Abstract

Abstract Modern hydraulic fracture treatments rely heavily on the implementation of formation property details such as in-situ stresses and rock mechanical properties, in order to optimize stimulation designs for specific reservoir targets. Log derived strain and strength calibrated in-situ properties provide critical description of stress variations in different lithologies and at varying depths. From a practical standpoint however, most of the hydraulic fracture simulators that are used for fracturing treatment design purposes today can accommodate only a limited portion of a geologic-based rock mechanical property characterization which targets optimal data integration thus resulting in complexity. By using examples from hydraulic fracture stimulations of coals in a complex but well characterized stress environment (Surat Basin, Eastern Australia) we distil out the reservoir rock related input parameters that are determinants of hydraulic fracture designs and identify those that are not immediately used. In order to understand the impact on improving future fracture stimulation designs, the authors present workflows such as pressure history matching of fracture stimulation treatments and the calibration process of key rock mechanical parameters such as Poisson's ratio, Young's modulus, and fracture toughness.
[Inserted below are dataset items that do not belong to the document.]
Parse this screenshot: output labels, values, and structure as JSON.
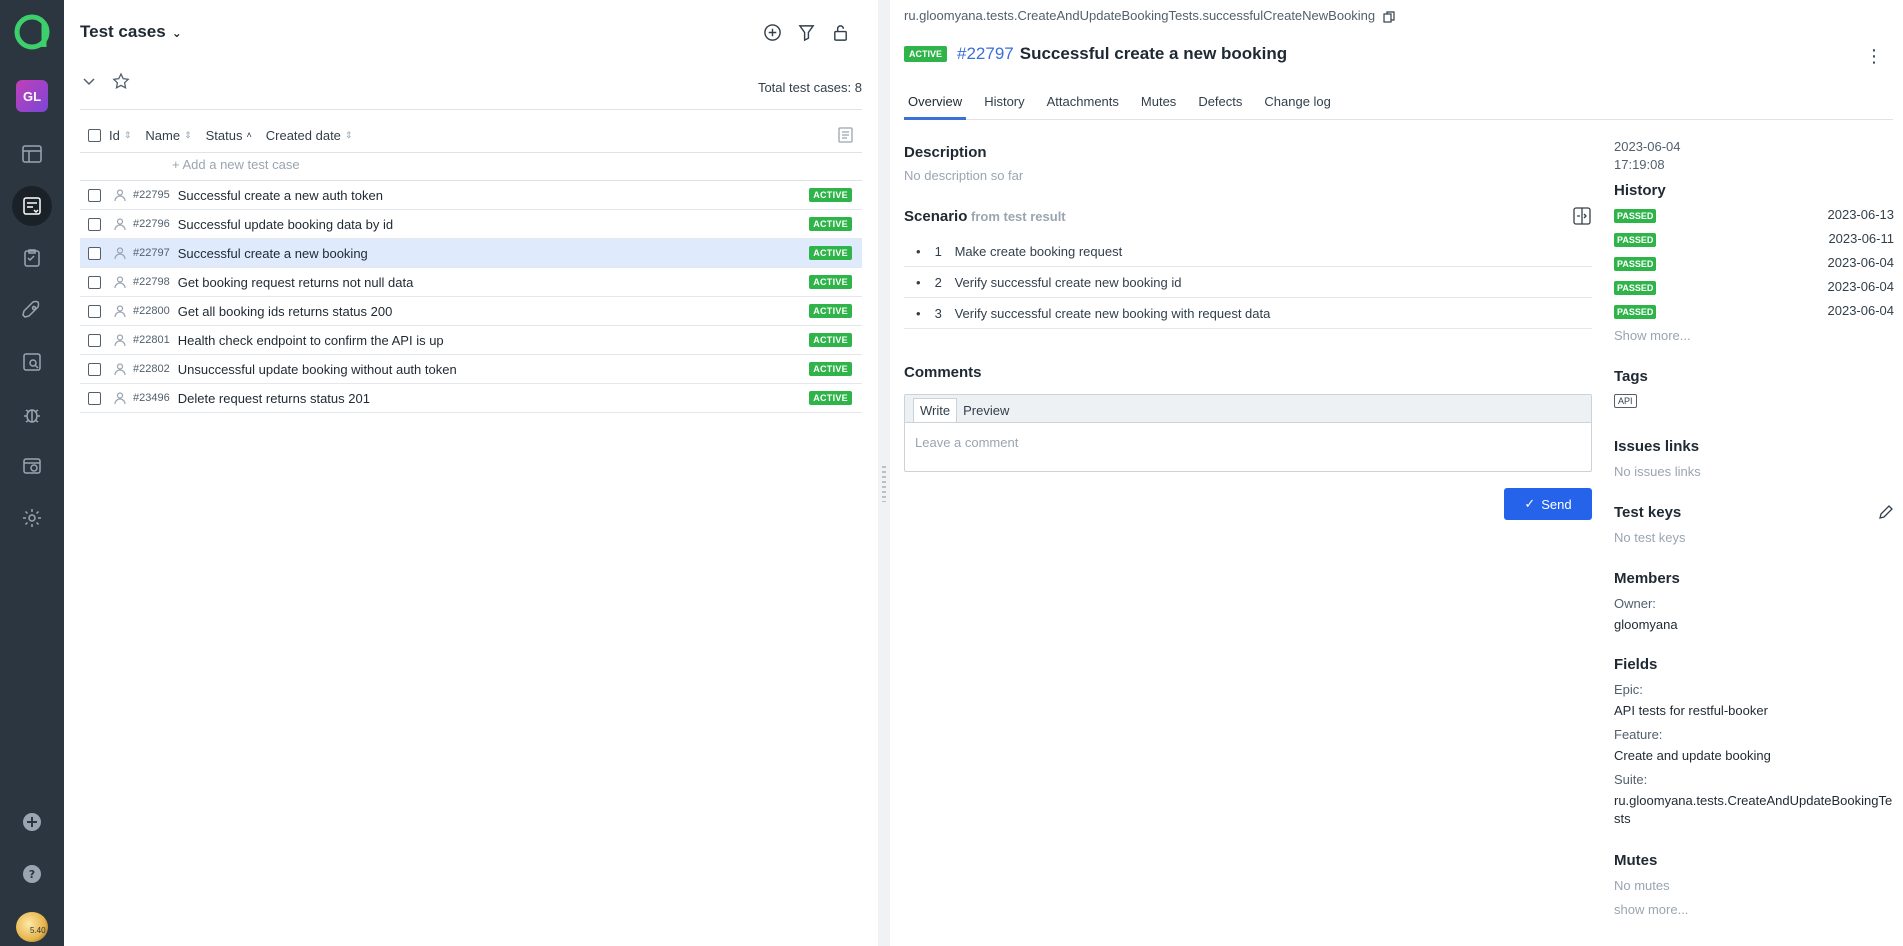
{
  "list": {
    "title": "Test cases",
    "total_label": "Total test cases: 8",
    "add_placeholder": "+  Add a new test case",
    "columns": [
      "Id",
      "Name",
      "Status",
      "Created date"
    ],
    "rows": [
      {
        "id": "#22795",
        "name": "Successful create a new auth token",
        "status": "ACTIVE"
      },
      {
        "id": "#22796",
        "name": "Successful update booking data by id",
        "status": "ACTIVE"
      },
      {
        "id": "#22797",
        "name": "Successful create a new booking",
        "status": "ACTIVE"
      },
      {
        "id": "#22798",
        "name": "Get booking request returns not null data",
        "status": "ACTIVE"
      },
      {
        "id": "#22800",
        "name": "Get all booking ids returns status 200",
        "status": "ACTIVE"
      },
      {
        "id": "#22801",
        "name": "Health check endpoint to confirm the API is up",
        "status": "ACTIVE"
      },
      {
        "id": "#22802",
        "name": "Unsuccessful update booking without auth token",
        "status": "ACTIVE"
      },
      {
        "id": "#23496",
        "name": "Delete request returns status 201",
        "status": "ACTIVE"
      }
    ]
  },
  "rail": {
    "avatar_initials": "GL",
    "version": "5.40"
  },
  "detail": {
    "full_name": "ru.gloomyana.tests.CreateAndUpdateBookingTests.successfulCreateNewBooking",
    "status": "ACTIVE",
    "id": "#22797",
    "name": "Successful create a new booking",
    "tabs": [
      "Overview",
      "History",
      "Attachments",
      "Mutes",
      "Defects",
      "Change log"
    ],
    "description_title": "Description",
    "description_empty": "No description so far",
    "scenario_title": "Scenario",
    "scenario_from": "from test result",
    "steps": [
      {
        "num": "1",
        "text": "Make create booking request"
      },
      {
        "num": "2",
        "text": "Verify successful create new booking id"
      },
      {
        "num": "3",
        "text": "Verify successful create new booking with request data"
      }
    ],
    "comments_title": "Comments",
    "comment_tabs": [
      "Write",
      "Preview"
    ],
    "comment_placeholder": "Leave a comment",
    "send_label": "Send"
  },
  "side": {
    "created_date": "2023-06-04",
    "created_time": "17:19:08",
    "history_title": "History",
    "history": [
      {
        "status": "PASSED",
        "date": "2023-06-13"
      },
      {
        "status": "PASSED",
        "date": "2023-06-11"
      },
      {
        "status": "PASSED",
        "date": "2023-06-04"
      },
      {
        "status": "PASSED",
        "date": "2023-06-04"
      },
      {
        "status": "PASSED",
        "date": "2023-06-04"
      }
    ],
    "show_more": "Show more...",
    "tags_title": "Tags",
    "tags": [
      "API"
    ],
    "issues_title": "Issues links",
    "issues_empty": "No issues links",
    "keys_title": "Test keys",
    "keys_empty": "No test keys",
    "members_title": "Members",
    "owner_label": "Owner:",
    "owner_value": "gloomyana",
    "fields_title": "Fields",
    "epic_label": "Epic:",
    "epic_value": "API tests for restful-booker",
    "feature_label": "Feature:",
    "feature_value": "Create and update booking",
    "suite_label": "Suite:",
    "suite_value": "ru.gloomyana.tests.CreateAndUpdateBookingTests",
    "mutes_title": "Mutes",
    "mutes_empty": "No mutes",
    "mutes_more": "show more..."
  },
  "colors": {
    "rail_bg": "#2b3640",
    "accent": "#2563eb",
    "badge_green": "#2fb44a",
    "link_blue": "#3b6fd9",
    "selected_row": "#dfeafc"
  }
}
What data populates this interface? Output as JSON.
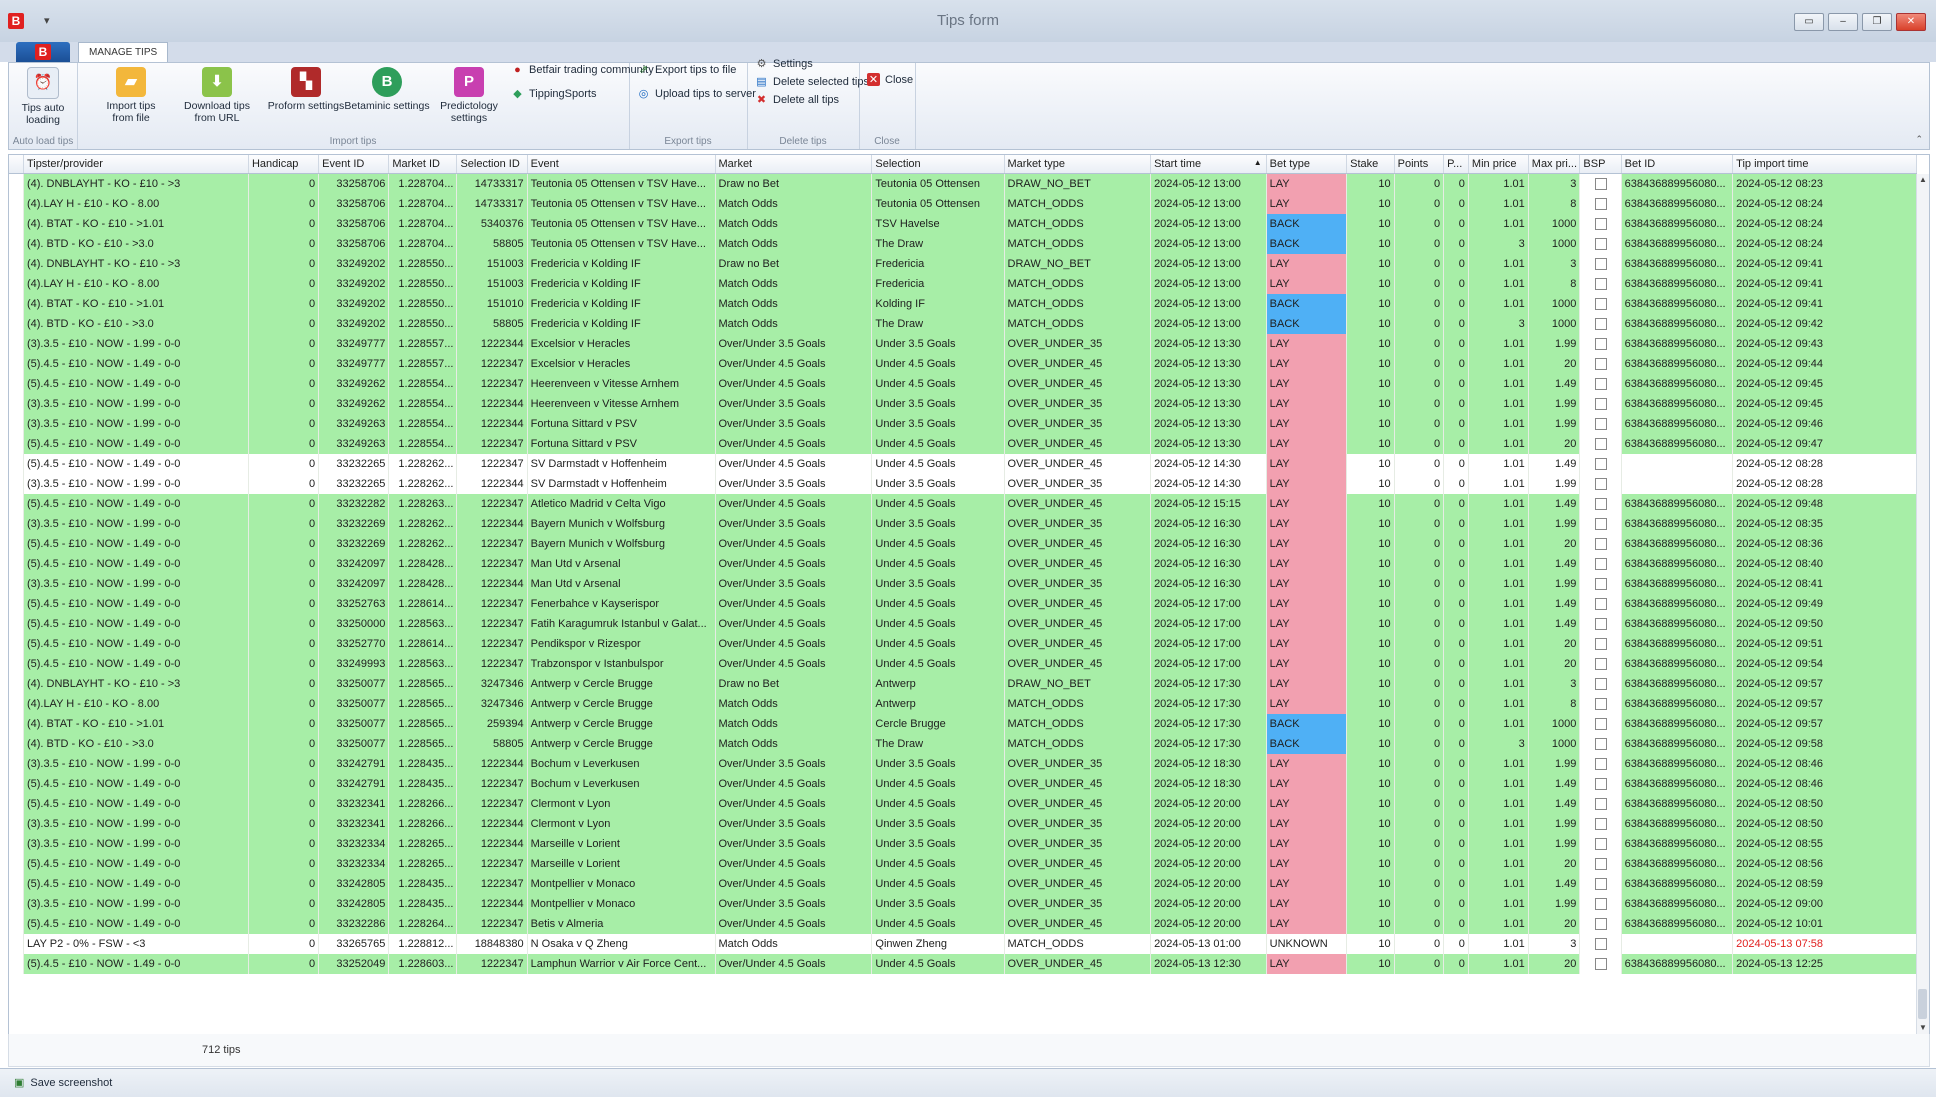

The authors also present examples to discuss synergies, discrepancies and gaps that currently exist between ‘geologic’ geomechanical concepts (i.e. variations in the geometry and magnitude of stress tensors and their interaction with pre-existing anisotropies) in contrast to the geomechanical descriptions and concepts that are used and implemented in hydraulic fracturing stimulations. In the absence of a unifying hydraulic fracture design that honors well established geologic complexity, various scenarios that allow assessing the criticality, usefulness and weighting of geologic/mechanical property input parameters that reflect critical reservoir complexity, whilst maintaining applicability to hydraulic fracturing theory, are presented in the paper. Ultimately it remains paramount to constrain as many critical variables as realistically and uniquely possible. Significant emphasis is placed on reservoir-specific pre-job data acquisition and post-job analysis. The approach presented in this paper can be used to refine hydraulic fracture treatment designs in similar complex reservoirs worldwide.